OPINION

A clear decision for Simitis

One does not have to study every little detail of UN Secretary-General Kofi Annan’s blueprint for Cyprus to see that the proposed solution involves a state with limited sovereignty; a self-governed state that is, however, to be run by a complex, consensual system which would be overseen by three powers. The most interesting part is that Prime Minister Costas Simitis’s government and the conservative opposition deem that the plan is a «starting point» and «basis» for negotiations. Greece, in effect, accepts from the outset that Cyprus could soon be a country that would be independent only on paper and would have the characteristics of a special protectorate state whose establishment aims (under Greece’s guarantee) to satisfy Turkey’s plans for partition and Greece’s federal aspirations, while at the same time promoting Cyprus’s EU membership.
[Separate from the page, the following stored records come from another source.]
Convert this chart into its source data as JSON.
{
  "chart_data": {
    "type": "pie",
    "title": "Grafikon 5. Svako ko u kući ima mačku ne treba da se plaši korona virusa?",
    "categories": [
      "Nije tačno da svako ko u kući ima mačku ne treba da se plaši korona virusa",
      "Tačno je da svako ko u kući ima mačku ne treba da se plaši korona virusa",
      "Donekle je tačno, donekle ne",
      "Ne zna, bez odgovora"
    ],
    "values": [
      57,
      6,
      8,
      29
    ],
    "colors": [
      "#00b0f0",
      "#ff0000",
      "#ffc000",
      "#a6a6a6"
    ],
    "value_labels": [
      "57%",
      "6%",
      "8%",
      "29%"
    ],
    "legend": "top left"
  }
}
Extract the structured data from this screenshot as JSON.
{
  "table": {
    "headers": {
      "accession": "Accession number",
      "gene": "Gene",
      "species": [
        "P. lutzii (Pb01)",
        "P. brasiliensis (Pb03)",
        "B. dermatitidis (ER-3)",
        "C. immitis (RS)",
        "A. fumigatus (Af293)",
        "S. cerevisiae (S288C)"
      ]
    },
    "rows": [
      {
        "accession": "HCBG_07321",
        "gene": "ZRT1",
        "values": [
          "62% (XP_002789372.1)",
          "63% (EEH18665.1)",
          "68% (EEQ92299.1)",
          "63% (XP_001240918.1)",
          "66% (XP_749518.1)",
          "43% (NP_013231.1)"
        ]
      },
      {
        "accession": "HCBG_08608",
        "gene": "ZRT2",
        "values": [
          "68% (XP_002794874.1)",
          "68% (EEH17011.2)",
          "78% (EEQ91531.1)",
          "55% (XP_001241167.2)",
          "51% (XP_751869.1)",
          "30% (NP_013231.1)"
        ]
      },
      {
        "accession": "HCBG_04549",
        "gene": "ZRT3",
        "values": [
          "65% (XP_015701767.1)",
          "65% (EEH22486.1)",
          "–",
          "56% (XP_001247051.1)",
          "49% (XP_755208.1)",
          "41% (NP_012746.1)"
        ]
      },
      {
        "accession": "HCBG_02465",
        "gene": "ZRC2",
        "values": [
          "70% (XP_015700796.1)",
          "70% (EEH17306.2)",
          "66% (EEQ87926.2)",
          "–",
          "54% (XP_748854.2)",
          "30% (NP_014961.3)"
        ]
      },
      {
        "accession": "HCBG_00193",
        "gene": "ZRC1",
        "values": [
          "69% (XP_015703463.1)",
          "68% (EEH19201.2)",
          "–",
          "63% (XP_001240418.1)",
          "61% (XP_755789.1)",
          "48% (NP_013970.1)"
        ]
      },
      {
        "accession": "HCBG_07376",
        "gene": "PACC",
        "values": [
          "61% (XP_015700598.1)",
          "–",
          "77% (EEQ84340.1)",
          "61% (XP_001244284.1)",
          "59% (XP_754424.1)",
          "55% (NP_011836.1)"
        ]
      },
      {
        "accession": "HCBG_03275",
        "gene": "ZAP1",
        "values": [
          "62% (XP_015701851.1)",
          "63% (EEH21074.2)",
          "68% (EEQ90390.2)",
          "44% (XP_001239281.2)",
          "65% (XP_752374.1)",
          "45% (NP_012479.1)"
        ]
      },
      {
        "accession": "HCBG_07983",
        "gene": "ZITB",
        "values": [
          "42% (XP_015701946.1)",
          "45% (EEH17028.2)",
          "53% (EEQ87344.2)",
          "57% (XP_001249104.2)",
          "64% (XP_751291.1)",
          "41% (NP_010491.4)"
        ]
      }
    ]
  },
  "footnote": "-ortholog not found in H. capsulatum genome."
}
Athens is happy to rid itself of a big problem on the eve of EU decisions for enlargement and is ducking the much more acute future risks posed by an unviable state like the one in the proposed settlement. Given the way things have turned out, Nicosia and Athens cannot reject the UN plan. Besides, they accepted the basic elements of the plan behind the scenes long before it was presented. Most crucially, the Greek side was led into making a major political decision which not only entails a big compromise but a dangerous one as well. The decision is clear: Annan’s document has no obscure clauses and the Greek political elite will never be able to claim that it was set up by third parties or that it had a different understanding from its foreign interlocutors before the proposal was drawn up. Formally, Nicosia may have the first say about the final agreement but everyone in Greece and Cyprus knows that it is the Greek State that plays the leading role.